Cindy Briggs Tobin, director of annual giving and alumni relations at the Friedman School of Nutrition Science and Policy, and Elizabeth Stearns, director of annual giving and alumni relations at the Cummings School of Veterinary Medicine, gave a presentation on “Fundraising for Graduate and Professional Schools” at the 2006 Council for Advancement and Support of Education (CASE) District I conference February 14 in Montreal, Canada.

Jane Van Dae has joined the Office of Medical Development as a staff assistant. She moves east from the Cummings School of Veterinary Medicine, where she worked as a staff assistant in the Office of Student Affairs with the summer career exploration program, Adventures in Veterinary Medicine. She graduated from Indiana University with a B.A. in English and a minor in Italian and history.

Dr. Xiang-Dong Wang, director of the HNRCA’s Nutrition and Cancer Biology Laboratory, has been promoted to professor in the Friedman School of Nutrition Science and Policy.

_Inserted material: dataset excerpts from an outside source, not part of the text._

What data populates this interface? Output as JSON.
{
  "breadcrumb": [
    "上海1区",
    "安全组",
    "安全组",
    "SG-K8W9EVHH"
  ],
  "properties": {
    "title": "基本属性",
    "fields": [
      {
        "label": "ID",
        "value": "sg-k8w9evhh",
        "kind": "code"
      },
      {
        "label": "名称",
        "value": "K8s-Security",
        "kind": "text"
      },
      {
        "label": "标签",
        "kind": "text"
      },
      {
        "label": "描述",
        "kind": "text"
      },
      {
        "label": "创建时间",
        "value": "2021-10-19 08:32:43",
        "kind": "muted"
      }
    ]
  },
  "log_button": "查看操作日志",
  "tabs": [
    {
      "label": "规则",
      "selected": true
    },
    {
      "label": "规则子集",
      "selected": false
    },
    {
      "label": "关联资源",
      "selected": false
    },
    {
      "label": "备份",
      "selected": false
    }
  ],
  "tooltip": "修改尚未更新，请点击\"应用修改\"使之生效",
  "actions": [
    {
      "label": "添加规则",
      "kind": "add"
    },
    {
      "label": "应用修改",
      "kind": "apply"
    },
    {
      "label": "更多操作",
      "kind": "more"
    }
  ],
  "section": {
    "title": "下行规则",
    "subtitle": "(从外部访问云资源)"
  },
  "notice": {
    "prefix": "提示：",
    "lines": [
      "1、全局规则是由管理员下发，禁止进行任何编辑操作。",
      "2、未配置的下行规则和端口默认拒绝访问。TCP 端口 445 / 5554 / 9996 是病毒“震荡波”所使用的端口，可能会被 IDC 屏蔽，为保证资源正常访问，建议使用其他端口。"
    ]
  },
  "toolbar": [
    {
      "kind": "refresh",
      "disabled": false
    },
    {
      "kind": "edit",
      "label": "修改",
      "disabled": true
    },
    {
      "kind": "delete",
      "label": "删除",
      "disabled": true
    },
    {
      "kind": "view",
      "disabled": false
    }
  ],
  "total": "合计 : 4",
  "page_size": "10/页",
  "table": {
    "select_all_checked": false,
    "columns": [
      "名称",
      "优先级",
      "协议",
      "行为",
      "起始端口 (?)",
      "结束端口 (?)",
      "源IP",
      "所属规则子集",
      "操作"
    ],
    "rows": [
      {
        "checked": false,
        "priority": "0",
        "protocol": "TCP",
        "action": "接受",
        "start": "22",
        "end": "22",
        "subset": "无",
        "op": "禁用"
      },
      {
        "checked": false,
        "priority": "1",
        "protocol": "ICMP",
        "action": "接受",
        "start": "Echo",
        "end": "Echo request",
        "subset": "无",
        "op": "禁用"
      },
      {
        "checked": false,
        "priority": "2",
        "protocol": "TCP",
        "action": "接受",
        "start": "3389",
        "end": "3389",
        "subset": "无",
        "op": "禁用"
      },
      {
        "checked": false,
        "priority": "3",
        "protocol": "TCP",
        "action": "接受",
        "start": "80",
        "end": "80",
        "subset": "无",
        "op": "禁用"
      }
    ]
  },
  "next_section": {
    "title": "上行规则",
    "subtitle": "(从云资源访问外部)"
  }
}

His major research interests have included investigating the mechanisms of actions of carotenoids and retinoids in cigarette smoke-related lung carcinogenesis and in alcohol drinking-associated liver disease. He was the recipient of the 2005 ELR Stokstad Award from the American Society for Nutritional Sciences.

Dr. Eugene White, assistant professor of environmental and population health at the Cummings School, has become a diplomate of the American Board of Veterinary Practitioners (ABVP). The ABVP is different from other American Veterinary Medical Association specialty boards in that diplomates of ABVP are certified by species specialization rather than by discipline. White is certified in dairy practice, joining a select group of fewer than 40 individuals.

Jeffrey Zabel, associate professor of economics, and his co-author, Robert Paterson, presented their paper, “Spatial and Temporal Aspects of the Impact of Regulation on Housing Supply: An Analysis of Critical Habitat Designation in California,” at the annual meeting of the Allied Social Science Association January 6-8 in Boston.